Bridgewater State University authorities said yesterday they are investigating a student’s account that she was punched in the face Thursday night on campus by a woman who objected to her editorial in the school newspaper supporting same-sex marriage.
In a telephone interview yesterday, Destinie Mogg-Barkalow, 20, said that while she is openly gay, she does not believe her alleged assailant was aware of her sexual orientation. Fred Clark, executive vice president at Bridgewater State, said the school is not classifying the assault as a hate crime, but regarded it as a troubling display of intolerance directed at a fellow student’s political views.
“We will not tolerate any student or faculty member in any way impinging upon students’ rights to express themselves,’’ he said.
Mogg-Barkalow, a junior, said that she was walking near the Chapel parking lot when she was approached by a man and woman about 6 p.m.
She was wearing a T-shirt with the school newspaper’s name, the Comment.

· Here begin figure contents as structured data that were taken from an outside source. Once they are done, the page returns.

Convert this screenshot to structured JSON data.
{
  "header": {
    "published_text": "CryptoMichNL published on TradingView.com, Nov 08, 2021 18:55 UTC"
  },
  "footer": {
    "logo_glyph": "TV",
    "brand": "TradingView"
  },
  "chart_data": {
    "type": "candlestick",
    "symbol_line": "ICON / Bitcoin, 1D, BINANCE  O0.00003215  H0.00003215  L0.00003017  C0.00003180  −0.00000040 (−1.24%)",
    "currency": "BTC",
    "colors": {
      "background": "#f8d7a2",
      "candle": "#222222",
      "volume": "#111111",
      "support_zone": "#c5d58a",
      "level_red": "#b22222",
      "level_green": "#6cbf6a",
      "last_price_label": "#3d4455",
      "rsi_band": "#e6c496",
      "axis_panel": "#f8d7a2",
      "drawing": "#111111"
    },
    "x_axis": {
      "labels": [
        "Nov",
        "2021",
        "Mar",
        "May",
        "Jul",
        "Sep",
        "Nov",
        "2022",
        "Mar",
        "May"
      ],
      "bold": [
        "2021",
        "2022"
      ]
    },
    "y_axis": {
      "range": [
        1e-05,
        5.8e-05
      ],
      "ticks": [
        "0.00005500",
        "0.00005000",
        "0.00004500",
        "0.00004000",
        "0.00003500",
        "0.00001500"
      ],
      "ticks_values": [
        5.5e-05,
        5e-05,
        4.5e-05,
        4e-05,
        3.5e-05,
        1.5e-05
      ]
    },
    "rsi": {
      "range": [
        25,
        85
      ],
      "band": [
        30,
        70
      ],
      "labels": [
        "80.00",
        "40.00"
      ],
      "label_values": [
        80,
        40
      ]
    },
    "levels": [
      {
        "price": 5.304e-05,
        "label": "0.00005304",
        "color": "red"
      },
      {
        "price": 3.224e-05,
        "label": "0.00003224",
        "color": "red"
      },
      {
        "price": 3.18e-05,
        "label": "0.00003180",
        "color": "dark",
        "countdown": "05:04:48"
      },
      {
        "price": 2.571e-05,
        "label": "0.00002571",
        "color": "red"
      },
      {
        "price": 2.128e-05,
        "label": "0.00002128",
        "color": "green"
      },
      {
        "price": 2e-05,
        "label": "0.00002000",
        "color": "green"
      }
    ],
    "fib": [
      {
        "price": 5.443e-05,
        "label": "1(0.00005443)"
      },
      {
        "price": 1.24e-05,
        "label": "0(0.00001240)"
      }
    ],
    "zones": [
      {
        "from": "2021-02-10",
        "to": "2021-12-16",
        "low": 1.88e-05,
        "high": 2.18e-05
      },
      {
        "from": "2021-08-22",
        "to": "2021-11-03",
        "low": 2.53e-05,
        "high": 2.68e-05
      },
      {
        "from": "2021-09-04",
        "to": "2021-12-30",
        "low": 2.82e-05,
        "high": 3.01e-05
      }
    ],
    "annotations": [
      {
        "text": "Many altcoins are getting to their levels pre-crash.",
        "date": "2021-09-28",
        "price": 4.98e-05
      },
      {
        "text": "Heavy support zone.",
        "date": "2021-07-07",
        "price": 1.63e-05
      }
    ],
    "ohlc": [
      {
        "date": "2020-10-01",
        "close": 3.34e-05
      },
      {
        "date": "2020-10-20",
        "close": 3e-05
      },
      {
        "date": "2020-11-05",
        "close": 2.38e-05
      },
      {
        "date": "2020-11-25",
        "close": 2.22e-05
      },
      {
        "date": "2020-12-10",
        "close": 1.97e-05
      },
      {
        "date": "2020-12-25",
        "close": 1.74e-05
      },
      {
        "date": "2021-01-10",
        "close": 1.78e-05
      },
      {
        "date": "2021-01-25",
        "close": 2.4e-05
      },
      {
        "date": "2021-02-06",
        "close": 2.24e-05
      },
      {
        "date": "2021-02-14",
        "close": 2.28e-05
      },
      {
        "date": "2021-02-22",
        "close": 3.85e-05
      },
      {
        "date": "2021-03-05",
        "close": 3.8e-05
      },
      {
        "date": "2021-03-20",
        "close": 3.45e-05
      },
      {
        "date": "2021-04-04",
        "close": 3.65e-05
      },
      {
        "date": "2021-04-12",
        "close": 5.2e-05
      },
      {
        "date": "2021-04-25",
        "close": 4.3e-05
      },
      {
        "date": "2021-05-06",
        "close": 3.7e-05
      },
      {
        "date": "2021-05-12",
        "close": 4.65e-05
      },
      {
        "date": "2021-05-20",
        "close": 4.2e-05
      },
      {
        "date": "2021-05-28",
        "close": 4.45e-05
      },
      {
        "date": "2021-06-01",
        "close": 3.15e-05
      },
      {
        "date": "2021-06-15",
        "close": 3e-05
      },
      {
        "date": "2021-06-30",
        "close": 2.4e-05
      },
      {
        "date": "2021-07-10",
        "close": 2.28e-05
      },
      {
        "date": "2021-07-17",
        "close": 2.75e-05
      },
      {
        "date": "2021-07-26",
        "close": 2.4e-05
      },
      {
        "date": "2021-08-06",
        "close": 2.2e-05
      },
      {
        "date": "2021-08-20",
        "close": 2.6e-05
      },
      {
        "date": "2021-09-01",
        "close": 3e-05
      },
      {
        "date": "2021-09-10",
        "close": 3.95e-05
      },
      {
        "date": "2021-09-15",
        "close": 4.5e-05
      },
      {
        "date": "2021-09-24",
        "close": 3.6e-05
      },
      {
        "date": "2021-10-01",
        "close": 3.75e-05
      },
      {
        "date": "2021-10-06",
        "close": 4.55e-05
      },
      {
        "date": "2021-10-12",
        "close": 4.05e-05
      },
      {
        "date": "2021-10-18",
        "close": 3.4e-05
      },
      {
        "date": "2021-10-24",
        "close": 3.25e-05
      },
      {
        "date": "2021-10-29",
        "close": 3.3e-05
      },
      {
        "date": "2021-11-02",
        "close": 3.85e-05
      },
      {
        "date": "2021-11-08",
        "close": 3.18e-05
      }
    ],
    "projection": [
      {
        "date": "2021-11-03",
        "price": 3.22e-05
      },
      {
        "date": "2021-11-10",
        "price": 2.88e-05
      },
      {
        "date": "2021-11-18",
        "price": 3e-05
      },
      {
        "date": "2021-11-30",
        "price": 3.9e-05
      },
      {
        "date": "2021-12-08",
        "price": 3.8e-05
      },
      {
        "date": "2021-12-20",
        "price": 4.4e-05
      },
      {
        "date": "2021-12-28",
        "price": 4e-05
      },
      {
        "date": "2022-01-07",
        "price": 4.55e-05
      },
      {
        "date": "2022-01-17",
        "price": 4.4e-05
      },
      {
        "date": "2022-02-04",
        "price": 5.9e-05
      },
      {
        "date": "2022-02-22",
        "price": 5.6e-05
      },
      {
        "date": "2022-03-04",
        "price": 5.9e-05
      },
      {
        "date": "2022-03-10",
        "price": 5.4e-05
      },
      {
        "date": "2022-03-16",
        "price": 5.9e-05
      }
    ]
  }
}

Mogg-Barkalow said the man and woman initially seemed friendly, inquiring about her work at the newspaper.
She said the man, described as white and 6 feet 4 inches tall with short, dark hair, asked, “You work for the Comment, right?’’ He also asked if her name was Destinie; she assumed he recognized her from a photo that sometimes appears alongside her newspaper columns.
He then inquired whether she was the author of a recent editorial on same-sex marriage, which included her commentary on California’s controversial Proposition 8, a state constitutional amendment that banned same-sex marriage.
An appeals court ruled this month that Proposition 8 is unconstitutional.
When Mogg-Barkalow confirmed she was the author, the woman - described as white, 5 feet 2 inches tall, and slender, with dyed red hair and a nose ring - punched the writer’s right eye.
The couple giggled and walked away after the encounter, according to Mogg-Barkalow.
Mogg-Barkalow said she was stunned.
“I really didn’t see this coming,’’ said the student, who grew up near Houston, before coming to Massachusetts for college. “They seemed very nice. I didn’t feel threatened. It was this weird encounter.’’
The editor of the school newspaper, Mary Polleys, said Mogg-Barkalow came into the campus newspaper office about 20 minutes after the alleged assault. Polleys and several other students were there.
Polleys said Mogg-Barkalow appeared more in emotional shock than physical pain. Walking into the office with a reddened eye, the writer said, “I just got punched in the face,’’ according to Polleys.
Clark said Mogg-Barkalow did not seek medical attention.
The newspaper editor called campus police immediately, and officers responded within minutes to question Mogg-Barkalow.
She provided a detailed description of the man and woman, and police may release a composite sketch if they cannot locate the alleged pair through a review of student identification photos.
Mogg-Barkalow, a political science major who also works full time at an electronics store, lives off campus with her parents, both of whom teach at the school.
Polleys said she saw Mogg-Barkalow yesterday, and her reddened eye had bruised.
Mogg-Barkalow said she plans to continue to attend classes as usual and does not see the violent encounter as suggesting the campus is unsafe.
Clark, affiliated with the school for two decades, said he had never heard of a student being assaulted for exercising the right to free speech.
“I don’t recall that ever happening at Bridgewater State,’’ he said.